House approves bill to absolve heroes from criminal charges
KINGSTON, Jamaica — The House of Representatives passed a Bill today to absolve Jamaica’s national heroes and their supporters from criminal charges made against them by colonial governments.
The Bill, which is aimed at absolving certain National Heroes, their supporters, sympathisers and participants in their activities, was passed with full support from both sides of the House.
Minister of Culture, Gender, Entertainment and Sports, Olivia Grange, who brought the measure to Gordon House, said that by supporting and passing the Bill, her colleagues had fulfilled one of their historical missions.
“We the children of the ancestors have by this act expressed complicity with them in their heroic stance against oppression and enslavement,” Grange closed the debate.

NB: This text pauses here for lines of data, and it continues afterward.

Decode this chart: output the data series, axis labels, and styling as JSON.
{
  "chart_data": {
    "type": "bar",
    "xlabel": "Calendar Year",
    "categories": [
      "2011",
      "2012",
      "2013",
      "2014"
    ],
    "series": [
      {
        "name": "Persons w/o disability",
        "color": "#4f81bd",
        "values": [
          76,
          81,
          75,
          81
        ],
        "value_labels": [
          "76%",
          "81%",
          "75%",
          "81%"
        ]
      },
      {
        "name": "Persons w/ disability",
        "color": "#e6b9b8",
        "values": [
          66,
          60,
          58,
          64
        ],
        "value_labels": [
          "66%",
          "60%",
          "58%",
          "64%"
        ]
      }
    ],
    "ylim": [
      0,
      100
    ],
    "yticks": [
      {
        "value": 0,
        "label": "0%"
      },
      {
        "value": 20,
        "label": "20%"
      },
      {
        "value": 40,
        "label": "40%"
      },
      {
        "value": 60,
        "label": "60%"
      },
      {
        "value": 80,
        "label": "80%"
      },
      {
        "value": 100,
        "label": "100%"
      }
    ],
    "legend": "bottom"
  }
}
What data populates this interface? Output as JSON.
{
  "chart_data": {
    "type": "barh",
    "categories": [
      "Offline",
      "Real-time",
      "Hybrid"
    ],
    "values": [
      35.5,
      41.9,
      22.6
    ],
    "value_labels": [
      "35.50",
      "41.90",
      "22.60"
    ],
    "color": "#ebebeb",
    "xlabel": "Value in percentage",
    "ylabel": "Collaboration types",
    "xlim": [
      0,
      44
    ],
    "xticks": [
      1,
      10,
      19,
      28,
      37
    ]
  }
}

The Bill aims to absolve National Heroes Samuel Sharpe, George William Gordon, Paul Bogle, Marcus Mosiah Garvey and their supporters, sympathisers and participants by association, and other freedom fighters, from criminal liability arising from participation in the 1760 Tacky or St Mary Rebellion, the 1831- 1832 Christmas Rebellion, the 1865 Morant Bay Rebellion and the 1929 campaign of Garvey’s People’s Political Party.
However, Leader of Opposition Business, Phillip Paulwell, was not satisfied that the Bill went far enough.
He felt that it should have covered a wider area of colonial action against Jamaicans who actively opposed slavery and post-emancipation colonialism.